Alliance leader Naomi Long, the incumbent justice minister in Northern Ireland’s outgoing five-party government, said she was willing to serve in a potential new three-party coalition alongside Sinn Féin and the Democratic Unionists. But she said the incessant headbutting between those two polarized parties must end for power-sharing to work.

“We’ve heard since 1998 that this place is all about managing division,” she said, referring to the year of the Good Friday peace accord that envisioned a lasting partnership between the British Protestant and Irish Catholic blocs. Those rules discriminate against middle-ground parties like Alliance that won’t legally define itself as nationalist “green” or unionist “orange.”

“We want to move beyond that,” said Long, who topped the poll in east Belfast to retain her own assembly seat. “We want to reconcile our community and create a united community, not one that is divided constantly along orange and green lines.”

Alliance’s gains came largely at the expense of other compromise-minded parties: the Ulster Unionists (UUP) and the Social Democratic and Labour Party (SDLP), Sinn Féin’s moderate rival for Irish nationalist votes. Surging support for Alliance appeared likely to knock out the assembly’s only two Green Party members, too.

But an unprecedented number of nationalists, who now outnumber unionists among younger voters, opted for Sinn Féin. SDLP leader Colum Eastwood said he understood why.

Alliance leader Naomi Long said she would be open to a three-party coalition with Sinn Féin and the Democratic Unionists | Charles McQuillan/Getty Images

“Nationalists wanted to send a message to the DUP,” said Eastwood, who retained his own seat in the SDLP’s traditional power base of Derry, Northern Ireland’s second-largest city.

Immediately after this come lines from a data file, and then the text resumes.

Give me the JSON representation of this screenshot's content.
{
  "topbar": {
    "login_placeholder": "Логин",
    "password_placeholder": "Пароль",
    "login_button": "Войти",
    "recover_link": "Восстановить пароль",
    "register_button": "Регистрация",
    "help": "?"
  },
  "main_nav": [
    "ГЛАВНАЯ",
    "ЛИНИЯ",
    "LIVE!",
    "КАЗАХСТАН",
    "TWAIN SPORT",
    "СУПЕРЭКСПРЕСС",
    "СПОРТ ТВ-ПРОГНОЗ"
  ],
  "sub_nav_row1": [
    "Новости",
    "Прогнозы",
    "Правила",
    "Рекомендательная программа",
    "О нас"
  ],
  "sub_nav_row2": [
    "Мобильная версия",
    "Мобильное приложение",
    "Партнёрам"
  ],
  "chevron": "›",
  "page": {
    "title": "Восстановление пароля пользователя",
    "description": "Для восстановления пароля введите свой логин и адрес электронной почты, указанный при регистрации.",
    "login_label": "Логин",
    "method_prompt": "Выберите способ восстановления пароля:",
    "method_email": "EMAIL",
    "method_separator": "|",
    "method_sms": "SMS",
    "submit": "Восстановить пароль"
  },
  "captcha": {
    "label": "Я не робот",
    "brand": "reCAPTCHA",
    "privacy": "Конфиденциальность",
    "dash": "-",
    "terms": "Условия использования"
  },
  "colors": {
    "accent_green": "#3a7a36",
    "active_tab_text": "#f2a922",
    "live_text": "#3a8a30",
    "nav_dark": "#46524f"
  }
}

“When Jeffrey Donaldson refused to say whether he would nominate a deputy first minister if a nationalist got the top post, that was a real affront to democracy,” he said. “It fueled a mood within nationalism to make sure that a nationalist was ‘allowed’ to be first minister. Even saying that out loud must infuriate people. So I totally understand the mood that has led to this huge Sinn Féin vote.”

Sinn Féin won 29 percent of first-preference votes, up 1.1 percent from 2017 and an historic high; the DUP 21.3 percent, down 6.7 percent and its worst performance since 1998; Alliance 13.5 percent, up 4.5 percent; UUP 11.2 percent, down 1.7 percent; SDLP 9.1 percent, down 2.9 percent; TUV 7.6 percent, up 5.1 percent; and Greens 1.9 percent, down 0.4 percent.

Of confirmed wins on Friday evening, Sinn Féin had secured 16 seats; Alliance and the DUP four each; the UUP three, and the SDLP one. Counting was expected to run past midnight and resume in some districts Saturday morning.